You are strong and capable, but right now isn’t the time to set PRs or sign up for a marathon. It’s time to do movements that will make you strong and ready for labor positions, as well as learn how to breathe and activate your deep core in a way that helps prevent many injuries and can reduce typical pregnancy aches and pains. You’re preparing and training for the very physical event of labor and childbirth, and will learn how to prepare for recovery safely and with a long-term perspective.
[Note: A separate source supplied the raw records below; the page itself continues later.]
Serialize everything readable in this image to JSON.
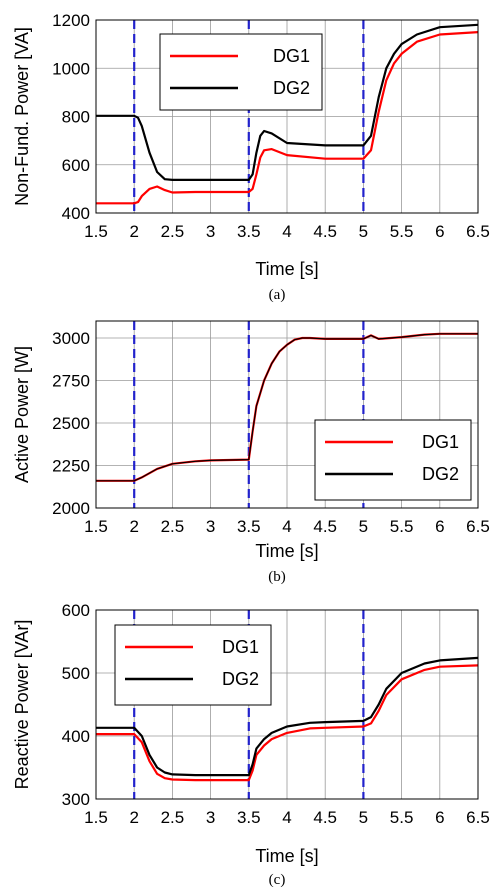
{
  "chart_data": [
    {
      "type": "line",
      "caption": "(a)",
      "xlabel": "Time [s]",
      "ylabel": "Non-Fund. Power [VA]",
      "xlim": [
        1.5,
        6.5
      ],
      "ylim": [
        400,
        1200
      ],
      "xticks": [
        "1.5",
        "2",
        "2.5",
        "3",
        "3.5",
        "4",
        "4.5",
        "5",
        "5.5",
        "6",
        "6.5"
      ],
      "yticks": [
        "400",
        "600",
        "800",
        "1000",
        "1200"
      ],
      "vlines": [
        2,
        3.5,
        5
      ],
      "legend": "top-left",
      "series": [
        {
          "name": "DG1",
          "color": "#ff0000",
          "x": [
            1.5,
            2.0,
            2.05,
            2.1,
            2.2,
            2.3,
            2.4,
            2.5,
            2.8,
            3.0,
            3.4,
            3.5,
            3.55,
            3.6,
            3.65,
            3.7,
            3.8,
            4.0,
            4.5,
            5.0,
            5.1,
            5.2,
            5.3,
            5.4,
            5.5,
            5.7,
            6.0,
            6.5
          ],
          "y": [
            440,
            440,
            445,
            470,
            500,
            510,
            495,
            485,
            487,
            487,
            487,
            487,
            500,
            560,
            630,
            660,
            665,
            640,
            625,
            625,
            660,
            820,
            950,
            1020,
            1060,
            1110,
            1140,
            1150
          ]
        },
        {
          "name": "DG2",
          "color": "#000000",
          "x": [
            1.5,
            2.0,
            2.05,
            2.1,
            2.2,
            2.3,
            2.4,
            2.5,
            2.8,
            3.0,
            3.4,
            3.5,
            3.55,
            3.6,
            3.65,
            3.7,
            3.8,
            4.0,
            4.5,
            5.0,
            5.1,
            5.2,
            5.3,
            5.4,
            5.5,
            5.7,
            6.0,
            6.5
          ],
          "y": [
            803,
            803,
            795,
            760,
            650,
            570,
            540,
            537,
            537,
            537,
            537,
            537,
            560,
            650,
            720,
            740,
            730,
            690,
            680,
            680,
            720,
            880,
            1000,
            1060,
            1100,
            1140,
            1170,
            1180
          ]
        }
      ]
    },
    {
      "type": "line",
      "caption": "(b)",
      "xlabel": "Time [s]",
      "ylabel": "Active Power [W]",
      "xlim": [
        1.5,
        6.5
      ],
      "ylim": [
        2000,
        3100
      ],
      "xticks": [
        "1.5",
        "2",
        "2.5",
        "3",
        "3.5",
        "4",
        "4.5",
        "5",
        "5.5",
        "6",
        "6.5"
      ],
      "yticks": [
        "2000",
        "2250",
        "2500",
        "2750",
        "3000"
      ],
      "vlines": [
        2,
        3.5,
        5
      ],
      "legend": "bottom-right",
      "series": [
        {
          "name": "DG1",
          "color": "#ff0000",
          "x": [
            1.5,
            2.0,
            2.1,
            2.3,
            2.5,
            2.8,
            3.0,
            3.5,
            3.55,
            3.6,
            3.7,
            3.8,
            3.9,
            4.0,
            4.1,
            4.2,
            4.3,
            4.5,
            5.0,
            5.1,
            5.2,
            5.5,
            5.8,
            6.0,
            6.5
          ],
          "y": [
            2160,
            2160,
            2180,
            2230,
            2260,
            2275,
            2280,
            2285,
            2450,
            2600,
            2750,
            2850,
            2920,
            2960,
            2990,
            3000,
            3000,
            2995,
            2995,
            3015,
            2995,
            3005,
            3020,
            3025,
            3025
          ]
        },
        {
          "name": "DG2",
          "color": "#000000",
          "x": [
            1.5,
            2.0,
            2.1,
            2.3,
            2.5,
            2.8,
            3.0,
            3.5,
            3.55,
            3.6,
            3.7,
            3.8,
            3.9,
            4.0,
            4.1,
            4.2,
            4.3,
            4.5,
            5.0,
            5.1,
            5.2,
            5.5,
            5.8,
            6.0,
            6.5
          ],
          "y": [
            2160,
            2160,
            2180,
            2230,
            2260,
            2275,
            2280,
            2285,
            2450,
            2600,
            2750,
            2850,
            2920,
            2960,
            2990,
            3000,
            3000,
            2995,
            2995,
            3015,
            2995,
            3005,
            3020,
            3025,
            3025
          ]
        }
      ]
    },
    {
      "type": "line",
      "caption": "(c)",
      "xlabel": "Time [s]",
      "ylabel": "Reactive Power [VAr]",
      "xlim": [
        1.5,
        6.5
      ],
      "ylim": [
        300,
        600
      ],
      "xticks": [
        "1.5",
        "2",
        "2.5",
        "3",
        "3.5",
        "4",
        "4.5",
        "5",
        "5.5",
        "6",
        "6.5"
      ],
      "yticks": [
        "300",
        "400",
        "500",
        "600"
      ],
      "vlines": [
        2,
        3.5,
        5
      ],
      "legend": "top-left",
      "series": [
        {
          "name": "DG1",
          "color": "#ff0000",
          "x": [
            1.5,
            2.0,
            2.1,
            2.2,
            2.3,
            2.4,
            2.5,
            2.8,
            3.0,
            3.4,
            3.5,
            3.55,
            3.6,
            3.7,
            3.8,
            4.0,
            4.3,
            4.5,
            5.0,
            5.1,
            5.2,
            5.3,
            5.5,
            5.8,
            6.0,
            6.5
          ],
          "y": [
            403,
            403,
            390,
            360,
            340,
            333,
            331,
            330,
            330,
            330,
            330,
            345,
            370,
            385,
            395,
            405,
            412,
            413,
            415,
            420,
            440,
            465,
            490,
            505,
            510,
            512
          ]
        },
        {
          "name": "DG2",
          "color": "#000000",
          "x": [
            1.5,
            2.0,
            2.1,
            2.2,
            2.3,
            2.4,
            2.5,
            2.8,
            3.0,
            3.4,
            3.5,
            3.55,
            3.6,
            3.7,
            3.8,
            4.0,
            4.3,
            4.5,
            5.0,
            5.1,
            5.2,
            5.3,
            5.5,
            5.8,
            6.0,
            6.5
          ],
          "y": [
            413,
            413,
            400,
            370,
            350,
            342,
            339,
            338,
            338,
            338,
            338,
            355,
            380,
            395,
            405,
            415,
            421,
            422,
            424,
            430,
            450,
            475,
            500,
            515,
            520,
            524
          ]
        }
      ]
    }
  ]
}
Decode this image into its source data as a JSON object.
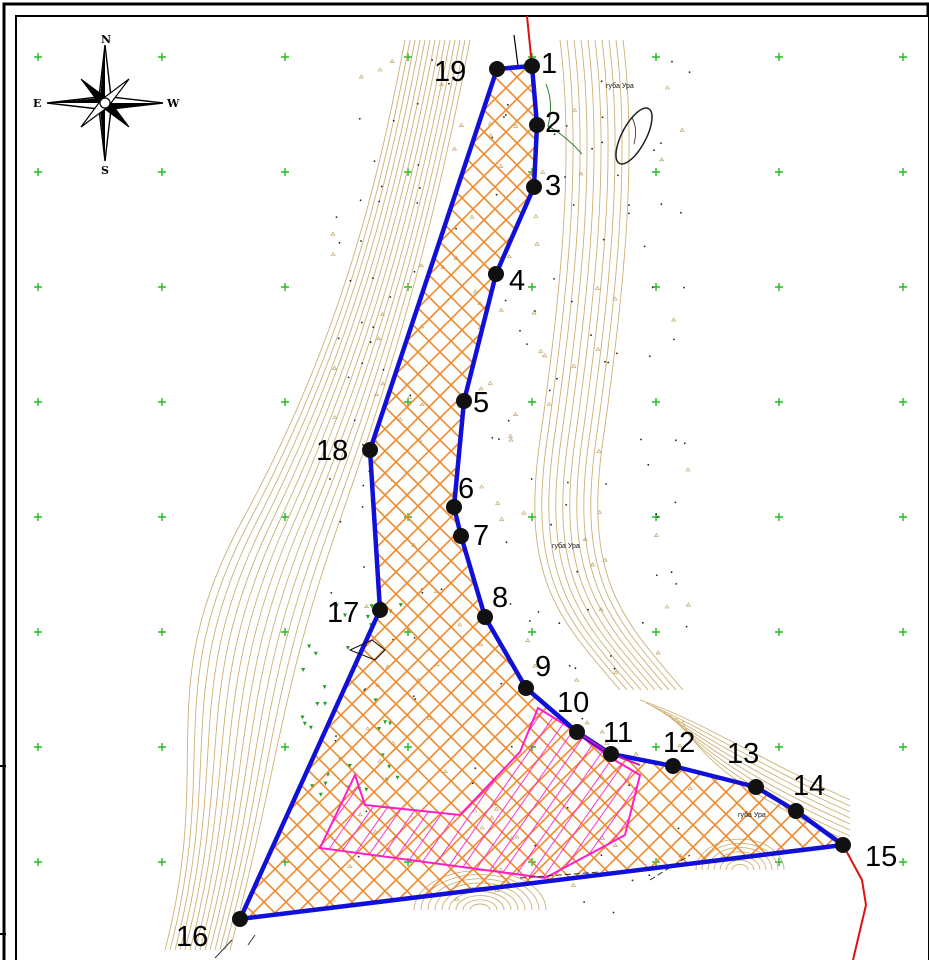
{
  "compass": {
    "north": "N",
    "south": "S",
    "east": "E",
    "west": "W"
  },
  "place_names": [
    "губа Ура",
    "губа Ура",
    "губа Ура"
  ],
  "colors": {
    "boundary": "#1010d8",
    "hatch_main": "#ee8a2c",
    "hatch_zone": "#ff1fc8",
    "contour": "#c8a868",
    "grid_cross": "#22bb22",
    "marker": "#111111",
    "red_line": "#dd1111"
  },
  "boundary_points": [
    {
      "label": "1"
    },
    {
      "label": "2"
    },
    {
      "label": "3"
    },
    {
      "label": "4"
    },
    {
      "label": "5"
    },
    {
      "label": "6"
    },
    {
      "label": "7"
    },
    {
      "label": "8"
    },
    {
      "label": "9"
    },
    {
      "label": "10"
    },
    {
      "label": "11"
    },
    {
      "label": "12"
    },
    {
      "label": "13"
    },
    {
      "label": "14"
    },
    {
      "label": "15"
    },
    {
      "label": "16"
    },
    {
      "label": "17"
    },
    {
      "label": "18"
    },
    {
      "label": "19"
    }
  ]
}
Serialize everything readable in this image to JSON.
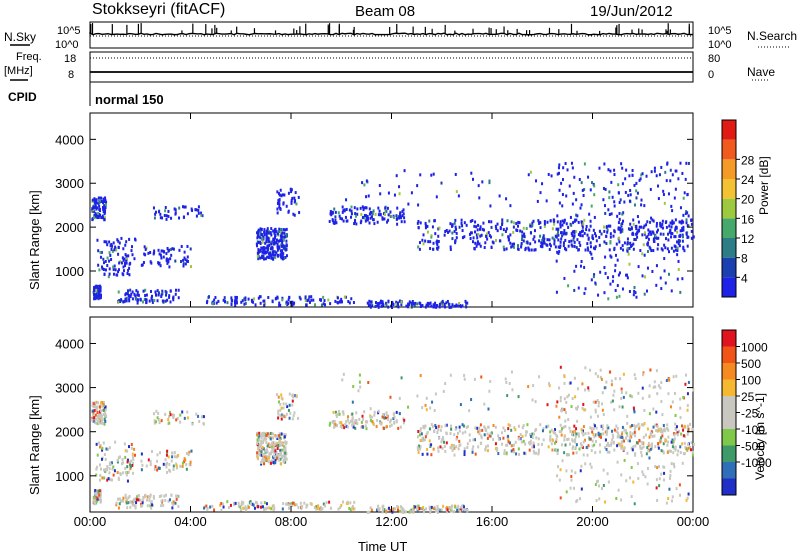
{
  "header": {
    "station": "Stokkseyri (fitACF)",
    "beam": "Beam 08",
    "date": "19/Jun/2012"
  },
  "strip_panels": {
    "nsky_label": "N.Sky",
    "nsky_top_tick": "10^5",
    "nsky_bottom_tick": "10^0",
    "nsearch_label": "N.Search",
    "freq_label_1": "Freq.",
    "freq_label_2": "[MHz]",
    "freq_ticks": [
      "18",
      "8"
    ],
    "nave_label": "Nave",
    "nave_ticks": [
      "80",
      "0"
    ],
    "cpid_label": "CPID",
    "cpid_value": "normal 150"
  },
  "chart_data": [
    {
      "type": "heatmap",
      "title": "",
      "xlabel": "Time UT",
      "ylabel": "Slant Range [km]",
      "x_ticks": [
        "00:00",
        "04:00",
        "08:00",
        "12:00",
        "16:00",
        "20:00",
        "00:00"
      ],
      "y_ticks": [
        1000,
        2000,
        3000,
        4000
      ],
      "ylim": [
        180,
        4600
      ],
      "xlim_hours": [
        0,
        24
      ],
      "colorbar": {
        "label": "Power [dB]",
        "ticks": [
          4,
          8,
          12,
          16,
          20,
          24,
          28
        ],
        "colors": [
          "#1e22e6",
          "#1a3fb0",
          "#2d7d86",
          "#46a86a",
          "#9cc93e",
          "#f2c233",
          "#f59a26",
          "#f05a1e",
          "#e01b14"
        ]
      }
    },
    {
      "type": "heatmap",
      "title": "",
      "xlabel": "Time UT",
      "ylabel": "Slant Range [km]",
      "x_ticks": [
        "00:00",
        "04:00",
        "08:00",
        "12:00",
        "16:00",
        "20:00",
        "00:00"
      ],
      "y_ticks": [
        1000,
        2000,
        3000,
        4000
      ],
      "ylim": [
        180,
        4600
      ],
      "xlim_hours": [
        0,
        24
      ],
      "colorbar": {
        "label": "Velocity [m s^-1]",
        "ticks": [
          "1000",
          "500",
          "100",
          "25",
          "-25",
          "-100",
          "-500",
          "-1000"
        ],
        "colors": [
          "#1f2fc8",
          "#2e6fb8",
          "#3f9a6a",
          "#7fc84a",
          "#c8c8c0",
          "#c8c8c0",
          "#f5b830",
          "#f58a20",
          "#f05418",
          "#e0141e"
        ]
      }
    }
  ]
}
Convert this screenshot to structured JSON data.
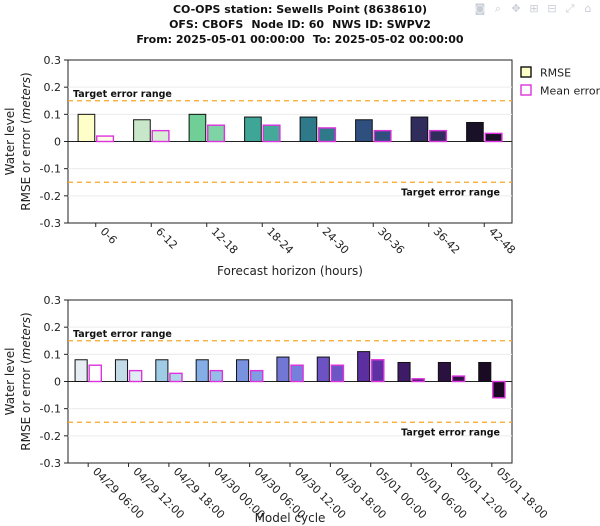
{
  "header": {
    "station_label": "CO-OPS station:",
    "station_name": "Sewells Point (8638610)",
    "ofs_label": "OFS:",
    "ofs_value": "CBOFS",
    "node_label": "Node ID:",
    "node_value": "60",
    "nws_label": "NWS ID:",
    "nws_value": "SWPV2",
    "from_label": "From:",
    "from_value": "2025-05-01 00:00:00",
    "to_label": "To:",
    "to_value": "2025-05-02 00:00:00"
  },
  "toolbar": {
    "icons": [
      "camera-icon",
      "zoom-icon",
      "pan-icon",
      "zoom-in-icon",
      "zoom-out-icon",
      "autoscale-icon",
      "reset-axes-icon"
    ]
  },
  "chart_data": [
    {
      "type": "bar",
      "xlabel": "Forecast horizon (hours)",
      "ylabel_line1": "Water level",
      "ylabel_line2_prefix": "RMSE or error (",
      "ylabel_line2_unit": "meters",
      "ylabel_line2_suffix": ")",
      "ylim": [
        -0.3,
        0.3
      ],
      "yticks": [
        "-0.3",
        "-0.2",
        "-0.1",
        "0",
        "0.1",
        "0.2",
        "0.3"
      ],
      "grid": true,
      "legend_position": "top-right",
      "target_error_range": {
        "label": "Target error range",
        "upper": 0.15,
        "lower": -0.15,
        "color": "#f5a623"
      },
      "categories": [
        "0-6",
        "6-12",
        "12-18",
        "18-24",
        "24-30",
        "30-36",
        "36-42",
        "42-48"
      ],
      "series": [
        {
          "name": "RMSE",
          "values": [
            0.1,
            0.08,
            0.1,
            0.09,
            0.09,
            0.08,
            0.09,
            0.07
          ],
          "colors": [
            "#fefec8",
            "#c8e6c9",
            "#6fcf97",
            "#3fa597",
            "#2f7a8a",
            "#2f4f7f",
            "#302d5c",
            "#181128"
          ]
        },
        {
          "name": "Mean error",
          "values": [
            0.02,
            0.04,
            0.06,
            0.06,
            0.05,
            0.04,
            0.04,
            0.03
          ],
          "colors": [
            "#fdfde6",
            "#d7eed6",
            "#7fd4a5",
            "#45a99a",
            "#2f7a8a",
            "#2f4f7f",
            "#302d5c",
            "#181128"
          ]
        }
      ],
      "legend": [
        {
          "name": "RMSE",
          "swatch": "#fefec8",
          "border": "#111111"
        },
        {
          "name": "Mean error",
          "swatch": "#ffffff",
          "border": "#dd33dd"
        }
      ]
    },
    {
      "type": "bar",
      "xlabel": "Model cycle",
      "ylabel_line1": "Water level",
      "ylabel_line2_prefix": "RMSE or error (",
      "ylabel_line2_unit": "meters",
      "ylabel_line2_suffix": ")",
      "ylim": [
        -0.3,
        0.3
      ],
      "yticks": [
        "-0.3",
        "-0.2",
        "-0.1",
        "0",
        "0.1",
        "0.2",
        "0.3"
      ],
      "grid": true,
      "target_error_range": {
        "label": "Target error range",
        "upper": 0.15,
        "lower": -0.15,
        "color": "#f5a623"
      },
      "categories": [
        "04/29 06:00",
        "04/29 12:00",
        "04/29 18:00",
        "04/30 00:00",
        "04/30 06:00",
        "04/30 12:00",
        "04/30 18:00",
        "05/01 00:00",
        "05/01 06:00",
        "05/01 12:00",
        "05/01 18:00"
      ],
      "series": [
        {
          "name": "RMSE",
          "values": [
            0.08,
            0.08,
            0.08,
            0.08,
            0.08,
            0.09,
            0.09,
            0.11,
            0.07,
            0.07,
            0.07
          ],
          "colors": [
            "#e6eef3",
            "#c2dbe6",
            "#9fcbe4",
            "#86aee6",
            "#7992e0",
            "#7277d6",
            "#6c52c2",
            "#5b2fa0",
            "#3d1b66",
            "#2b1140",
            "#1a0a24"
          ]
        },
        {
          "name": "Mean error",
          "values": [
            0.06,
            0.04,
            0.03,
            0.04,
            0.04,
            0.06,
            0.06,
            0.08,
            0.01,
            0.02,
            -0.06
          ],
          "colors": [
            "#ffffff",
            "#dfeef4",
            "#b0d6ea",
            "#95bde8",
            "#7f9ee2",
            "#7580da",
            "#6c55c4",
            "#5d30a3",
            "#431c6f",
            "#2e1244",
            "#1b0a24"
          ]
        }
      ]
    }
  ]
}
This episode I did with Christina is an amazing one to listen to if you've been lifting heavy or are worried about it during pregnancy:

Exercise Trainer certifications to look for:

  1. Core Confidence Specialist
  2. Girls Gone Strong
  3. Pregnancy & Postpartum Athleticism Coach

Third Trimester

During the third trimester, I highly encourage parents to prepare for their fourth trimester. You have nesting instincts and are already probably planning out a nursery, baby shower, names, outfits, and all the things you envision doing with your baby once he/she arrives. I challenge you to prepare more for your postpartum recovery than you prepare for baby outfits and all the products you buy.

  • Prepare mostly for recovery: Give yourself the gift of being prepared for postpartum recovery. Here's how you can do this well:
  1. Establish with a Pelvic PT and/or schedule for 8 weeks past your estimated due date as they’re often booked out for months. It's easier to just book it now than with a newborn and sleep deprivation.
  2. Prepare freezer meals - doing it with family and friends makes it more fun! This list has 50 recipes that are nutrient dense and freeze well.
  3. Have realistic goals/expectations. Read The First Forty Days.
  4. Keep moving mindfully, and doing activities you enjoy.
  5. Meet with an IBCLC/attend a breastfeeding class if you plan to breastfeed. Listen to this podcast:

6. Understand what tethered oral tissues are, and how they impact babies. Listen to this podcast and this one:

7. Put items for yourself on your registry, like a massage gift certificate or doordash/food gift cards, a fund for a postpartum doula, and postpartum essentials like Frida Mom items.

8. Cherish your time with your partner prior to having baby. Go on some dates!

9. Check in with your mental health and have a strategy for what to do if you start to feel off.

Pregnancy can feel overwhelming, but if you take it week by week, you'll do so well. Your body will thank you for being prepared and moving through pregnancy in a mindful way.